The Arizona Diamondbacks became the second team to supply four souvenirs against Kershaw Friday night in Game 1 of the National League Division Series at Dodger Stadium, but they were too little, too late.
Kershaw was pitching with plenty of rope for most of the game. The Dodgers scored four times in the first, highlighted by Justin Turner’s three-run blast off of Taijuan Walker.
A.J. Pollock was the first Arizona player to go yard on Kershaw, with a solo homer in the third inning. The Dodgers added three runs in the fourth to pad their lead to 7-1. Then J.D. Martinez, who homered four times in a game here in September, launched a monster shot to left in the sixth to make it 7-2.
Ketel Marte and Jeff Mathis went back-to-back in the seventh inning to trim the lead to three runs and chase Kershaw from the game with one out in the inning.
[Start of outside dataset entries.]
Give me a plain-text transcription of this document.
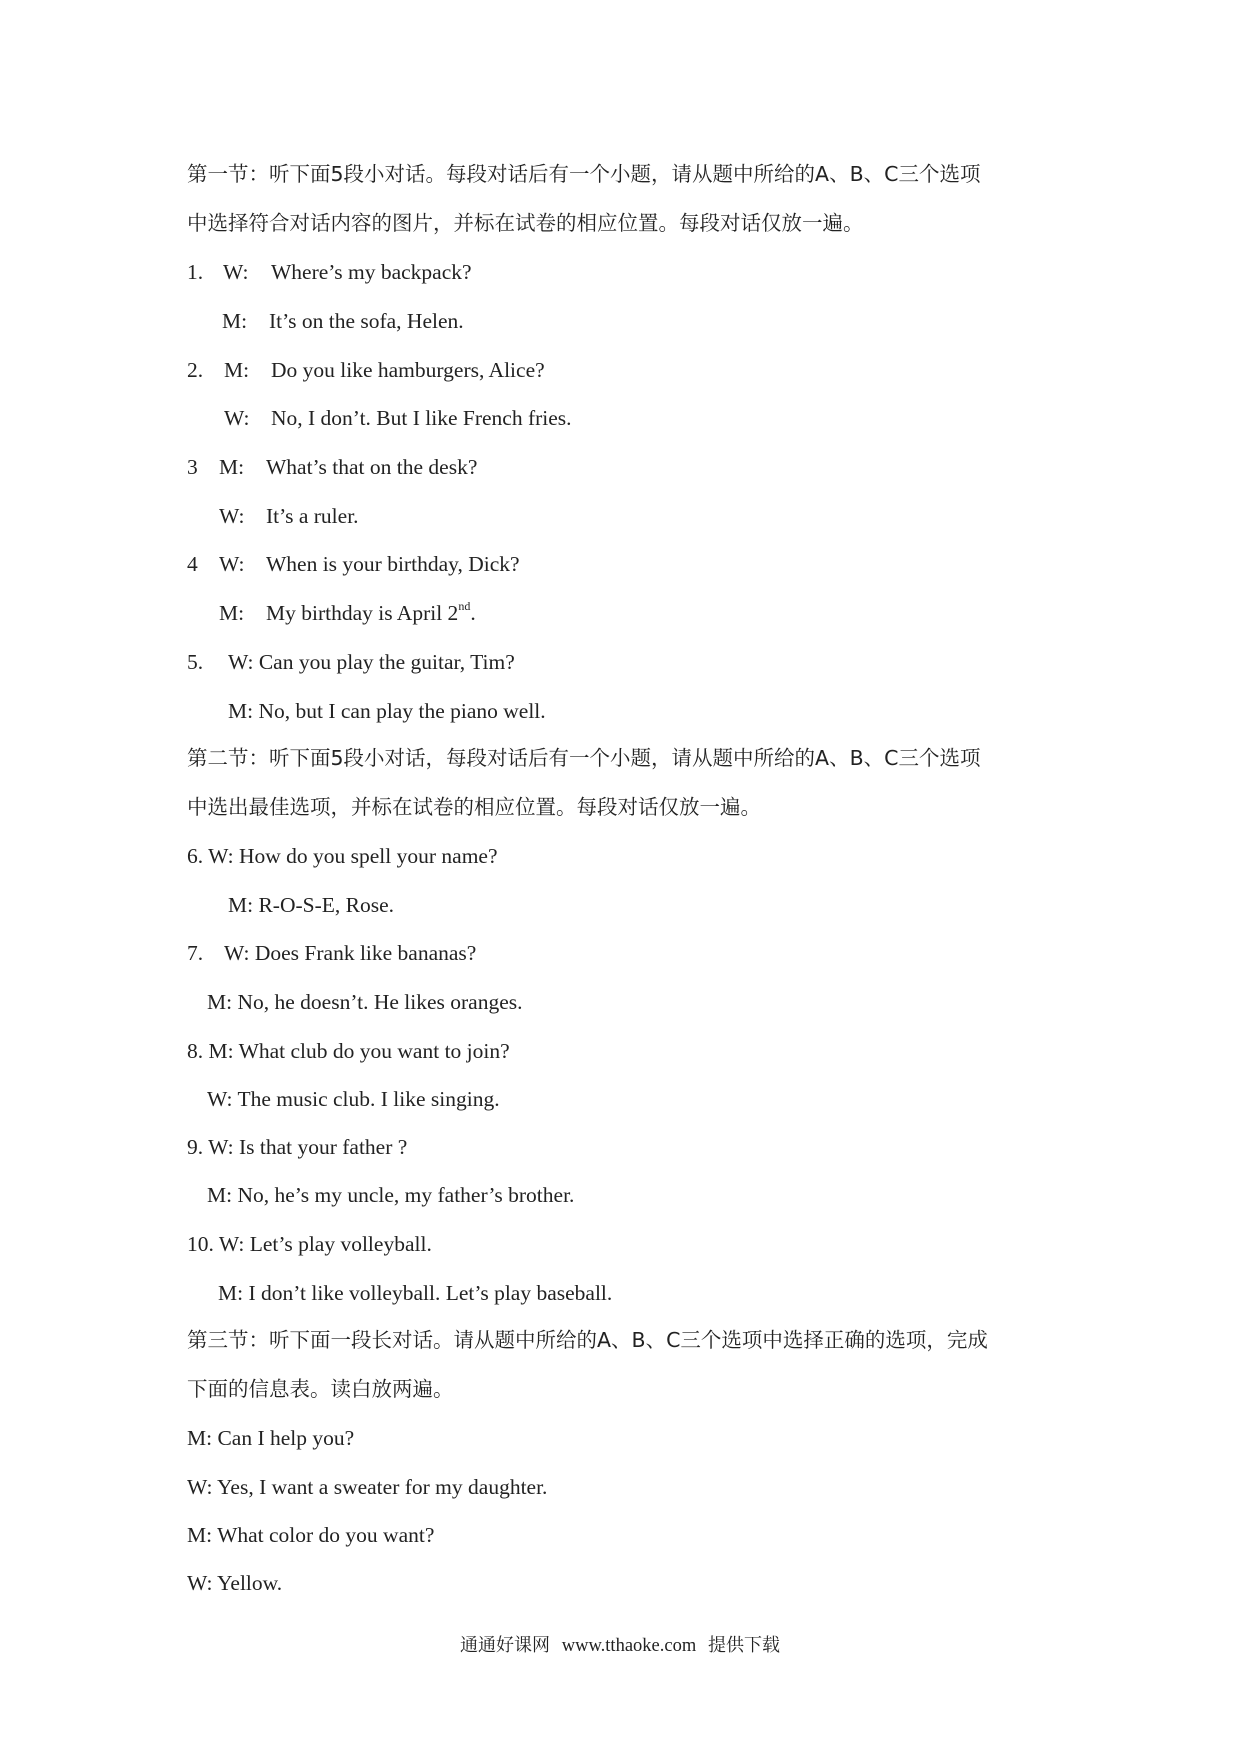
第一节：听下面5段小对话。每段对话后有一个小题，请从题中所给的A、B、C三个选项
中选择符合对话内容的图片，并标在试卷的相应位置。每段对话仅放一遍。
1. W: Where’s my backpack?
M: It’s on the sofa, Helen.
2. M: Do you like hamburgers, Alice?
W: No, I don’t. But I like French fries.
3 M: What’s that on the desk?
W: It’s a ruler.
4 W: When is your birthday, Dick?
M: My birthday is April 2nd.
5. W: Can you play the guitar, Tim?
M: No, but I can play the piano well.
第二节：听下面5段小对话，每段对话后有一个小题，请从题中所给的A、B、C三个选项
中选出最佳选项，并标在试卷的相应位置。每段对话仅放一遍。
6. W: How do you spell your name?
M: R-O-S-E, Rose.
7. W: Does Frank like bananas?
M: No, he doesn’t. He likes oranges.
8. M: What club do you want to join?
W: The music club. I like singing.
9. W: Is that your father ?
M: No, he’s my uncle, my father’s brother.
10. W: Let’s play volleyball.
M: I don’t like volleyball. Let’s play baseball.
第三节：听下面一段长对话。请从题中所给的A、B、C三个选项中选择正确的选项，完成
下面的信息表。读白放两遍。
M: Can I help you?
W: Yes, I want a sweater for my daughter.
M: What color do you want?
W: Yellow.
通通好课网 www.tthaoke.com 提供下载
“I think we had a good game plan. We hit four home runs off him, that’s the first time in his career (editor’s note: actually, the second) that’s happened,” D-backs manager Torey Lovullo said. “We have a lot of positives to focus on.”
Clayton Kershaw: First pitcher in postseason history to allow 4 HR in a win
— ESPN Stats & Info (@ESPNStatsInfo) October 7, 2017
Kershaw, interestingly enough, is 2-0 in games where he gives up four home runs. The New York Mets turned the trick on June 19 of this year, but Los Angeles triumphed, 10-6. The Dodgers had four runs in the first inning of that game, too.
“So they hit some good pitches. Not really,” Kershaw said, admitting he was fatigued in the seventh when Marte and Mathis homered. “I just didn’t have much left, I don’t know.
“Hopefully when you give up hits, maybe one or two would stay in the ballpark. But tonight it didn’t seem like that was going to happen. Obviously, a frustrating way to end it, but thankfully we had a big lead.”
Kershaw became the ninth starter to give up four dingers in a postseason game. Yu Darvish, now Kershaw’s teammate, did it last season while pitching for the Texas Rangers.
TALK ABOUT STARTING FAST
Turner’s three-run homer off of Walker in the first didn’t only set the tone for the game but continued an early trend in this year’s playoffs.
Turner became the ninth player in eight postseason games to this point to hit a home run in the first inning of a game. The Dodgers third baseman joins Brian Dozier and Eddie Rosario of Minnesota, Alex Bregman, Jose Altuve and Carlos Correa of Houston, Gary Sanchez and Didi Gregorius of the Yankees and the D-backs’ Paul Goldschmidt as players to hit first-inning round-trippers this October.
KUDOS TO GODLEY
Zack Godley was brought into a tough situation. The right-hander relieved Walker in the second inning and inherited a four-run deficit. Godley responded, however, going five innings, allowing three runs (two earned) and striking out five.
“(Zack) gave us a chance to play catch up, and that’s what we ask our relievers to do,” Lovullo said. “It was a new role for him, but I thought he did great.”